SEC votes through rules on GP-led secondaries reporting timeline

Sponsor-initiated processes will have to be reported to the regulator within 60 days from the end of each quarter.

US Securities and Exchange Commission Chairman Gary Gensler promised to reimagine America’s private fund regime. More than a year later, he’s begun that project by convincing the world’s most powerful financial regulator to impose new emergency reporting requirements that he says will help his agency ward off systemic crises.

Registered private equity fund sponsors will have 60 days from the end of each quarter to report GP-led secondaries deals, the removal of a general partner, investor-led liquidations or other “termination events” under new Form PF rules adopted by a divided SEC at its open meeting on Wednesday.

The new rules will also require large, registered private equity sponsors – those with at least $2 billion in assets under management – to report any GP or limited partner clawbacks at least once per year and to provide more information about their fund strategies and debt loads on the revised Form PF.

The rules had been pending since early last year. In some ways, they offer compromises with the industry: the proposal had originally put set some hedge fund reporting deadlines at “one business day”; it had defined “large” private equity funds as those with at least $1.5 billion in AUM; and it had proposals for reporting by large liquidity funds. Those proposals didn’t make the final rule. In another way, though, the SEC isn’t backing off any of the broader principles behind the rulemaking notice. Commission officials say they need better visibility into the $25 trillion private funds industry to ward off systemic risks.

“The commission’s experiences with recent market events,” regulators said in a fact sheet accompanying the rules, referring to the collapse of Silicon Valley Bank and its knock-on effects, “have highlighted the importance of receiving current and robust information from market participants”.

‘The power of more’

The new Form PF rules are merely the beginning. Still pending is yet another Form PF overhaul, in partnership with the Commodity Futures Trading Commission, and a huge rulemaking notice that would ban a host of private fund fees. SEC Chairman Gary Gensler has said repeatedly his reforms have two goals: the first is to shrink investment adviser fees; the second is to protect the millions of ordinary Americans whose pension funds prop up the private fund industry.

“Look, history is replete with times when one corner of the financial system… spills out into the broader economy,” Gensler said in voting for the new rules. “And when that happens, everyday Americans – bystanders on the highway of the economy – get hurt.

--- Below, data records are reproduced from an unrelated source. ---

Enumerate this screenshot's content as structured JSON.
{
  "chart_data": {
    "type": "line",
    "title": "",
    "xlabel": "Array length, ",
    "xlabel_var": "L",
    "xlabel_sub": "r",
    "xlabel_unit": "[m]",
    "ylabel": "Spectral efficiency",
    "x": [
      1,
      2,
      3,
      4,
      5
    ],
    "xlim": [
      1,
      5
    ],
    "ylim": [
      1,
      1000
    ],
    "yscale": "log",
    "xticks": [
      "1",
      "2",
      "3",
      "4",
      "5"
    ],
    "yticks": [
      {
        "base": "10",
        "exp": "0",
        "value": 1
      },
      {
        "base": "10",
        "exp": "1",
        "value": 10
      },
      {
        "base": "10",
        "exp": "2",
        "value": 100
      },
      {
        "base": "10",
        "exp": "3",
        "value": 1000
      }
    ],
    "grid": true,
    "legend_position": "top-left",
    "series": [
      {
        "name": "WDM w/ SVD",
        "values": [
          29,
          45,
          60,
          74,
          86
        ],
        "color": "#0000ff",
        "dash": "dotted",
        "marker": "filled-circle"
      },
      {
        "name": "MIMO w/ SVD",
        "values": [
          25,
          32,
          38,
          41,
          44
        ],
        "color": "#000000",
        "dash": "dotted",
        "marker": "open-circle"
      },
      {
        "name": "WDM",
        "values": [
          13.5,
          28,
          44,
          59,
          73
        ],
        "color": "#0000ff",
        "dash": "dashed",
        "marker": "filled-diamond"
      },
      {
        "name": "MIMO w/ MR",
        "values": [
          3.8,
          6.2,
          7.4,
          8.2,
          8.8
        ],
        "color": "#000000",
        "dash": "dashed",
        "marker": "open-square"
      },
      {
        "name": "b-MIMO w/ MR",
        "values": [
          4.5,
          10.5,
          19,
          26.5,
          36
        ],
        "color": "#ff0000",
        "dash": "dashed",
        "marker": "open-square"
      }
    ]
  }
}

Private funds also have evolved significantly in their business. Private funds today are ever more interconnected with the markets. It makes the visibility into these funds ever more important.”

The vote result drew criticism from lobby group the Managed Funds Association, with president and chief executive Bryan Corbett saying it was disappointing the SEC did not move both Form PF proposals together to help reduce the implementation burden on managers.

“While alternative asset managers do not pose systemic risk, we are sympathetic to efforts seeking to monitor risk throughout the financial system,” Corbett said in statement. “We appreciate that the SEC has incorporated some of our suggestions, but we are concerned this final rule has the potential to exacerbate stress on funds, harm investors, and increase market volatility without commensurate benefit.”

The new rules came over the objection of the SEC’s Republican Commissioners. “This expansion of Form PF data collection is another demonstration in the Commission’s belief in the benevolent power of more,” Hester Peirce said in voting against the rules. “More is not always better. Private fund managers should spend their time focusing on their risks, not filling out SEC forms.”

Most of the new rules are scheduled to take effect 180 days after they’re published in the Federal Register.